12 October 2007

Outrageous

The letters after Friedman's article are funny, they are full of college students earnestly proclaiming that they would rather do something than "be outraged."

On one hand, there is obviously no point to being outraged, because we are being ruled by a classic bully, and everybody knows that you ignore a bully. And I would love to belive that these kids are quietly going about their changemaking business, all suit and tie instead of flowing hippie hair.

Their argument makes sense, because progressive social projects are inherently conservative--it's all about restoring and protecting The New Deal, the air we breathe, the ozone layer, the delicate fall leaves. It's what I do with my nasty old house. I work to make it incrementally less nasty, and I don't do that by razing it and starting over. Instead I slavishly attend to how old and new go together, so that it's still the same house when I am done...

...except that now the floors will once again take the weight of furniture and people.

This kind of restoration or conservation is simply not radical activity. It's boring, thinky labor. It is totally unromantic. Outrage has no place in restoration. It only distracts, creates bad decisions. To express outrage about the rotten wood is to wind up leaving it in place, or taking away too much too soon.
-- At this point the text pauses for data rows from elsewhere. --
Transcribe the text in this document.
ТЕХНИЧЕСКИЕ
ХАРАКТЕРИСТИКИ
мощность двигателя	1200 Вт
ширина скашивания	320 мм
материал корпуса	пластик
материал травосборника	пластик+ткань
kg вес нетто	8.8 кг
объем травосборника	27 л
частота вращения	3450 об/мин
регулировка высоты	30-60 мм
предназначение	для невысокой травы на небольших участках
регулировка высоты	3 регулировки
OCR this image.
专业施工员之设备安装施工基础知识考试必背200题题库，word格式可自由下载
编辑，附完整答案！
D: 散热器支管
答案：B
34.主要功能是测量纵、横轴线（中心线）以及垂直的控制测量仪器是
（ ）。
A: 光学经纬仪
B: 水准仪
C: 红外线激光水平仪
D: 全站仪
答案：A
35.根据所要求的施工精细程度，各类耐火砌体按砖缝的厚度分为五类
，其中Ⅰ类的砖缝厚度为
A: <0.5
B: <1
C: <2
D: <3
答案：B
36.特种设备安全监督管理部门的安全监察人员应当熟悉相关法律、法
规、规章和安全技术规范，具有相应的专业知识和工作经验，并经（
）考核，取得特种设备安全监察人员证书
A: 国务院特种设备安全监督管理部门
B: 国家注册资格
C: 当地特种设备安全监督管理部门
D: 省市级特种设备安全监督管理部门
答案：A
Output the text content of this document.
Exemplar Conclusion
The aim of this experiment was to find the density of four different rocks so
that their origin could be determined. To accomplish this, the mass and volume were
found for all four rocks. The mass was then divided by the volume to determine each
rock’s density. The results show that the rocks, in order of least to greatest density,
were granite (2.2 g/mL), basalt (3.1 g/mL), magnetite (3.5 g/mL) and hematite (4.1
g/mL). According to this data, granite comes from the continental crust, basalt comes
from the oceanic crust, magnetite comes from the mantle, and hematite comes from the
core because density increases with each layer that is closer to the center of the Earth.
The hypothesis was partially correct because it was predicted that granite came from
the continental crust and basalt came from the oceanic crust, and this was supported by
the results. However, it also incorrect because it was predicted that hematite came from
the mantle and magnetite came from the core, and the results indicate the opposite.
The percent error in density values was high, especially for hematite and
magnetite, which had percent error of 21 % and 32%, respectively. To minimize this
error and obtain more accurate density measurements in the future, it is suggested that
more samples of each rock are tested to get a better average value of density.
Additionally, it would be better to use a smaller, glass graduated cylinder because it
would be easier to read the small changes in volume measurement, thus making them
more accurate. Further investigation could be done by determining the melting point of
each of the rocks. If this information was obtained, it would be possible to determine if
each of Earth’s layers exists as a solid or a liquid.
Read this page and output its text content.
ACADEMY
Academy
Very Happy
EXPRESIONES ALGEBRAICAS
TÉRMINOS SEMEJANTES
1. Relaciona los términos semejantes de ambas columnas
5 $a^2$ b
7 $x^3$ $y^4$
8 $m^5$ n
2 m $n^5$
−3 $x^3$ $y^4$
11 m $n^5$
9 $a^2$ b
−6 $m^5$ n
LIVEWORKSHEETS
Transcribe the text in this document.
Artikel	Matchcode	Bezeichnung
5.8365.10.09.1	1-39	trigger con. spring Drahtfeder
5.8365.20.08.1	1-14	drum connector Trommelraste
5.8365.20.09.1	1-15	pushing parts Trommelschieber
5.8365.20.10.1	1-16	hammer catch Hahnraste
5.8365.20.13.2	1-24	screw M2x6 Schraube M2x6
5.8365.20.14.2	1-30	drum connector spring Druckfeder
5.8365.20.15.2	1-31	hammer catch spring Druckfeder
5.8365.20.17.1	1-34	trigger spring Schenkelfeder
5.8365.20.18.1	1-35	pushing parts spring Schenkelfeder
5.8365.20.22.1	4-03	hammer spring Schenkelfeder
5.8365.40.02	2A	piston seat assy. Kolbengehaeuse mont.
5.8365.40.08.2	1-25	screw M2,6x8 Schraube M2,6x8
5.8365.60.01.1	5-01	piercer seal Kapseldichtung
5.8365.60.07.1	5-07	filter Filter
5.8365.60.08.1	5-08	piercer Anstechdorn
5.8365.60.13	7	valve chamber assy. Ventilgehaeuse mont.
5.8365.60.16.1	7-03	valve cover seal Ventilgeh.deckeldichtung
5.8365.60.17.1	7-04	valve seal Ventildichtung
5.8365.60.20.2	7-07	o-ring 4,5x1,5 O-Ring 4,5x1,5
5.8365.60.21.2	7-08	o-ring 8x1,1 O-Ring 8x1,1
But is this what kids today are actually doing? Is this a nation of little worker ants, calmly, silently and dilligently marching along, protecting and preserving all that humanity from below, even as we lose it at the top? Is Generation Q so quiet because they are simply good taoists?

Or are Americans such great mythmakers with such an intact sense of self esteem that we simply cannot make ourselves look bad?

I don't know. But I have taught college recently. And I have called out enough plagarized papers and sat through The Grade Challenge Discussion enough times to have an opinion.